Quand j'ai repris conscience, nous étions deux.

- Ça a marché !

Je ne comprenais pas pourquoi j'avais cette apparence ni pourquoi on avait séparé un être en deux. Avec cette fille en face de moi, nous ne formions qu'une seule unité. Pourquoi ces humains en blouse blanche poussaient ainsi des cris de joie alors que l'angoisse prenait place en moi ? Mes souvenirs s'entremêlaient, se mélangeaient, s'embrouillaient puis disparaissaient pour ne laisser que le vide dans ma mémoire. Je n'arrivais à me rappeler de rien, me rendant que plus troublée.

- C'est toi ? m'avait-elle questionné ce jour-là.

Mais je n'ai rien répondu. Nous savions toutes deux la réponse et elle ne nous plaisait pas. Nous nous sentions incomplètes.

Elle, elle l'acceptait. Apparemment c'était nécessaire pour qu'aucune de nous deux ne disparaisse. Elle m'avait expliqué que je la consumais sans m'en rendre compte, j'aurai fini par la tuer. Je ne comprenais pas comment c'était possible mais je lui faisais confiance, ma moitié.

Je me suis retrouvée dans ce monde où je devais prendre mes marques dans ce corps sans réel matière mais je n'étais pas à ma place. Je ne devais pas être un être à part entière, il n'y avait donc rien pour moi. Ce que je savais, c'est que chacun a un rôle, aussi futile soit-il, dans son monde et qu'il pouvait, grâce à cela, faire tout ce qui lui chantait. Sans rôle, je n'étais rien qu'une simple prisonnière.

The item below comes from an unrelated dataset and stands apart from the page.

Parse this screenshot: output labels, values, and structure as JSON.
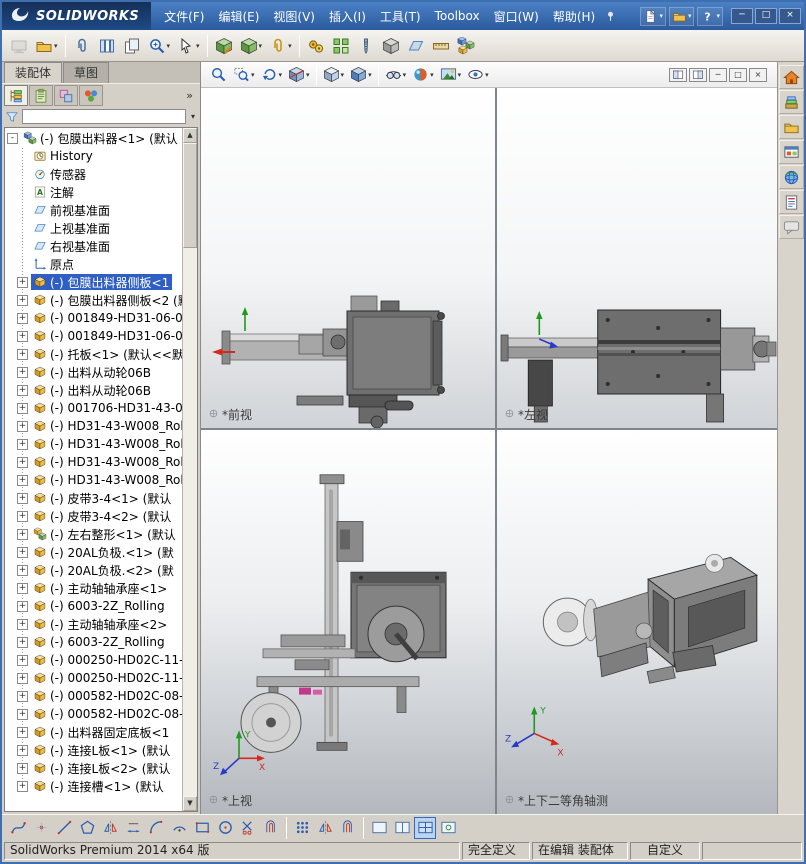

Alors, je me suis créée le mien. Je servirai et protégerai ma moitié aussi longtemps qu'il m'aie possible. Elle me dirait ce que je dois faire, ainsi, je pourrai moi aussi agir.

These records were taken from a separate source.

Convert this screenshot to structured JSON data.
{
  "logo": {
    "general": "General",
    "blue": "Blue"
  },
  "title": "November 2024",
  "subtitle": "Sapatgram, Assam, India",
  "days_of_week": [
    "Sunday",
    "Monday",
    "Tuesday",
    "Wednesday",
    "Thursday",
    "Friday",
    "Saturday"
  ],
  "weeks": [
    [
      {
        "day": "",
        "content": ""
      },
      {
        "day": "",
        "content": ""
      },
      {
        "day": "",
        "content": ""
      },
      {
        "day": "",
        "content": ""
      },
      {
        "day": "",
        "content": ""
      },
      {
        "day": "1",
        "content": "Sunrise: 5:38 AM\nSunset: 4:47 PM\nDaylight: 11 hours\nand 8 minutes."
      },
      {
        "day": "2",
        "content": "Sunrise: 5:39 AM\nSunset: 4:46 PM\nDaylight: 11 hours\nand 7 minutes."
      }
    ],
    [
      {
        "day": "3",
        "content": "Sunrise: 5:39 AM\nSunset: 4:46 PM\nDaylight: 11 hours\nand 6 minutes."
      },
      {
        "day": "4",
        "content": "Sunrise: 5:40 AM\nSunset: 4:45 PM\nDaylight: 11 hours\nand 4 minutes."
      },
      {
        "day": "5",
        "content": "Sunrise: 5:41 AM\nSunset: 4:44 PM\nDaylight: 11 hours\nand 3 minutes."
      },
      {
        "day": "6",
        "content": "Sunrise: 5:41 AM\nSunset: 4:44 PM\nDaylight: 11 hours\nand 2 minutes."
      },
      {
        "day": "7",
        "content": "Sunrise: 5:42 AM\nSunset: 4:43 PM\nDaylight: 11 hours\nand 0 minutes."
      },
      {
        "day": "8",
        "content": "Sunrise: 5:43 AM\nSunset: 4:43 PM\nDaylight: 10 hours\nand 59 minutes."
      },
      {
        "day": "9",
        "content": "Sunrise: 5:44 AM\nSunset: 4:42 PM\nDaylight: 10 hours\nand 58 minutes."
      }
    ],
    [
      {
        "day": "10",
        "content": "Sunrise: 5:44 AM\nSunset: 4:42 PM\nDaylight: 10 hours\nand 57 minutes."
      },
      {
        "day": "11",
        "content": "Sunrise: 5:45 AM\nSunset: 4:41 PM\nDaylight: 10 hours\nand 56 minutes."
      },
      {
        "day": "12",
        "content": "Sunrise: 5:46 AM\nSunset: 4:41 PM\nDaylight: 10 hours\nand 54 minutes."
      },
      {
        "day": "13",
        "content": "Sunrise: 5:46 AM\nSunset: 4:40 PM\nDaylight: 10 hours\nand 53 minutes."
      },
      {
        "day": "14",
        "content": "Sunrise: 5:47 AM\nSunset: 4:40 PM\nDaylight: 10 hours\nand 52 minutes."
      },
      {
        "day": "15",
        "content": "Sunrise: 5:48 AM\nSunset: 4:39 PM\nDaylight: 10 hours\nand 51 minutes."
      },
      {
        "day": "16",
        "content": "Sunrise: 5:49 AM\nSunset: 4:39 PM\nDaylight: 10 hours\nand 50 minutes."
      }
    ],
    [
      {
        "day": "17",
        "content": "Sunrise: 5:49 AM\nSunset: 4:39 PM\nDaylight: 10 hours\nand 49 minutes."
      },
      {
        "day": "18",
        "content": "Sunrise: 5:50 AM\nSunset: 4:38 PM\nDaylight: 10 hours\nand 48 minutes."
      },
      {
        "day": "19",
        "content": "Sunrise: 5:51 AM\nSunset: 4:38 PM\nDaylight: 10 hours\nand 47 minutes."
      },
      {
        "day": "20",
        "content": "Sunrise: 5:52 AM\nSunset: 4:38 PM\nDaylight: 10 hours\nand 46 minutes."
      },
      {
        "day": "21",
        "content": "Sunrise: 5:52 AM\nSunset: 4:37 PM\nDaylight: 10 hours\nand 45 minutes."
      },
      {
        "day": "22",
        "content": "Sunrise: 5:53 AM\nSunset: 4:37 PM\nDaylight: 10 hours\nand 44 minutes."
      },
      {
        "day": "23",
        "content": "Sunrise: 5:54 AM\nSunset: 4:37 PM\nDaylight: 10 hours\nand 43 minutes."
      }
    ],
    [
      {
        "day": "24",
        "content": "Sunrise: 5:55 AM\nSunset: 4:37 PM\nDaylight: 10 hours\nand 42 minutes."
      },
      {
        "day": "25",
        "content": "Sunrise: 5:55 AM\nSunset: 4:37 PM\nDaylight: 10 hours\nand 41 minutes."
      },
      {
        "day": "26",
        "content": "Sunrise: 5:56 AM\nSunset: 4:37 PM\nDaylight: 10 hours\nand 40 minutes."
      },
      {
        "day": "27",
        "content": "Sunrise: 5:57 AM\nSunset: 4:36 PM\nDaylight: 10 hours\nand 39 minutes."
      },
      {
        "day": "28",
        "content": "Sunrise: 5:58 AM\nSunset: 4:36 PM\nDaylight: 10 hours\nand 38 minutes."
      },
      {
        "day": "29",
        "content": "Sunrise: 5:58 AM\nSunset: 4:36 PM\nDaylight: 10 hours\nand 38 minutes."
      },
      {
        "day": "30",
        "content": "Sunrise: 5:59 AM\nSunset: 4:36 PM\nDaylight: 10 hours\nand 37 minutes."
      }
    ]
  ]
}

Elle accepta ce rôle que je m'étais imposé, m'emmenant même à son lieu de travail, la garderie, pour que je puisse m'occuper. Les enfants ne demandaient qu'à s'amuser et jouer et je m'y pris à cœur joie pour les entendre rire. Rien n'était plus beau que ce son mélodieux à mes oreilles. Pour les histoires, ma moitié s'en occupait, j'aimais écouter ses contes tout droit sortis de son imagination. Il y en avait un pourtant qui ressortait plus souvent que les autres.

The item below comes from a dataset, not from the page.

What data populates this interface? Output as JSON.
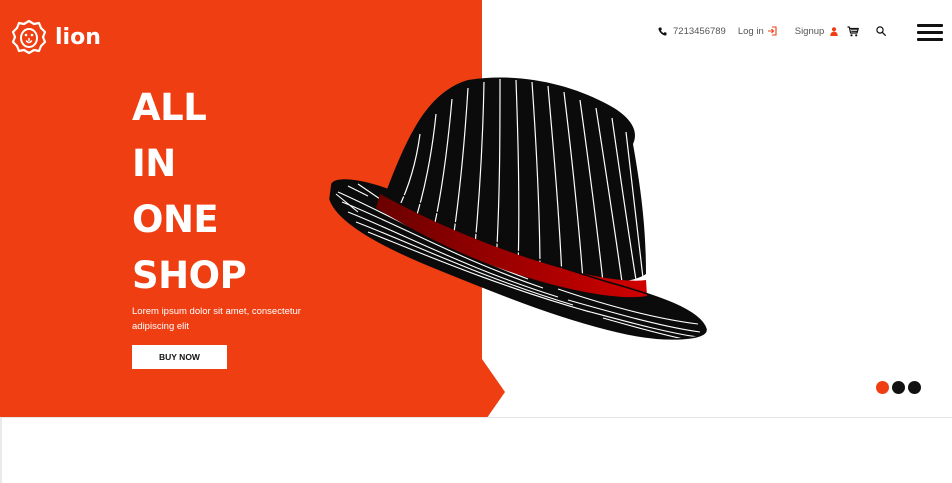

- Pierrot Blanc ? Et bien ma sœur dit toujours que ce n'est qu'une vieille légende mais moi que pense que c'est réel.

- Pourquoi ça ? Un personnage traversant le temps et les mondes relève du surnaturel.

- Tout comme le fait de séparer une personne pour révéler deux entités possédant chacune ses souvenirs, sa personnalité et son apparence.

Et elle avait raison. Nous avions chacune vu les souvenirs de l'autre mais sans jamais les vivre. Parfois l'un d'eux me revenait des années plus tard.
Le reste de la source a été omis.